Le septième round de pourparlers informels autour du Sahara, tenu dans la banlieue newyorkaise de Manhasset, s'est achevé le mardi 7 juin 2011 sans aucune avancée significative. Rappelons que toutes les phases de discussions, formelles et informelles, organisées depuis juin 2007, se sont tenues sous les auspices de l'Envoyé personnel du Secrétaire général des Nations Unies, Christopher Ross, en présence de l'Algérie et de la Mauritanie en tant qu'observateurs. Cependant, si la Mauritanie a manifesté clairement sa neutralité dans le dossier saharien, l'Algérie a cherché, quant à elle, à influencer le cours des discussions. Pour ce faire, elle s'est constamment appuyée sur ses appareils, médiatique et diplomatique. Dès lors, l'Algérie est devenue une partie prenante au conflit, et non pas un simple observateur.
Observateur ou partie prenante ?
Eu égard à son implication directe dans le différend saharien, l'Algérie est considérée, notamment par l'Organisation des Nations Unies (ONU), comme partie au conflit. En effet, le Secrétaire général des Nations Unies a invité, à plusieurs reprises, l'Algérie à participer en tant que partie prenante dans les pourparlers sur le devenir de la région. À titre d'illustration, le Secrétaire général a invité, dans son rapport en date du 20 juin 2001, l'Algérie, en tant que partie au conflit, à engager des discussions au sujet de l'Accord-cadre. De surcroît, le rapport du Secrétaire général, présenté le 19 février 2002, évoquant la prédisposition du voisin algérien à discuter de l'option de partition du territoire saharien, ne peut qu'affirmer l'implication directe d'Alger dans ce conflit. De même, cette implication jaillit à travers les déclarations de responsables algériens, précédant les négociations autour du Sahara, que l'Algérie aspire à en influencer la trajectoire.

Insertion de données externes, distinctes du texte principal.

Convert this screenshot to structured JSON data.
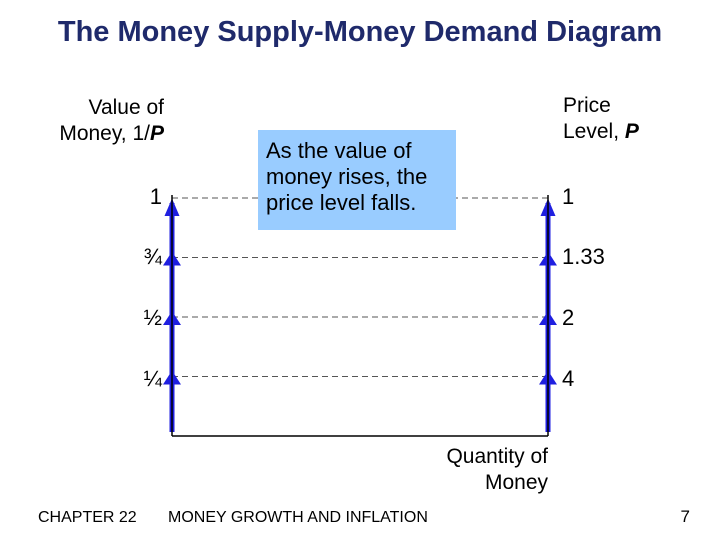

Cela dit, la diplomatie marocaine s'était toujours employée à neutraliser les pays hostiles à l'intégrité territoriale du Royaume, en particulier au niveau régional. En effet, si le Royaume chérifien a pu, depuis le milieu des années 1980, limiter en partie le soutien militaire et politique libyen au Front Polisario, toutes ses initiatives visant à juguler l'appui exprimé par l'appareil d'Etat algérien envers la thèse séparatiste ont été vouées à l'échec. Ceci démontre l'insouciance du régime algérien quant à l'avenir de la région maghrébine, qui demeure du reste otage de ce conflit. D'ailleurs, cette attitude n'est point étonnante, surtout quand on sait que malgré ce qu'il a pu accumuler comme richesses, grâce à l'augmentation des revenus du pétrole et du gaz, le peuple algérien continue étrangement de pâtir sous le poids d'une morosité socio-économique injustifiée.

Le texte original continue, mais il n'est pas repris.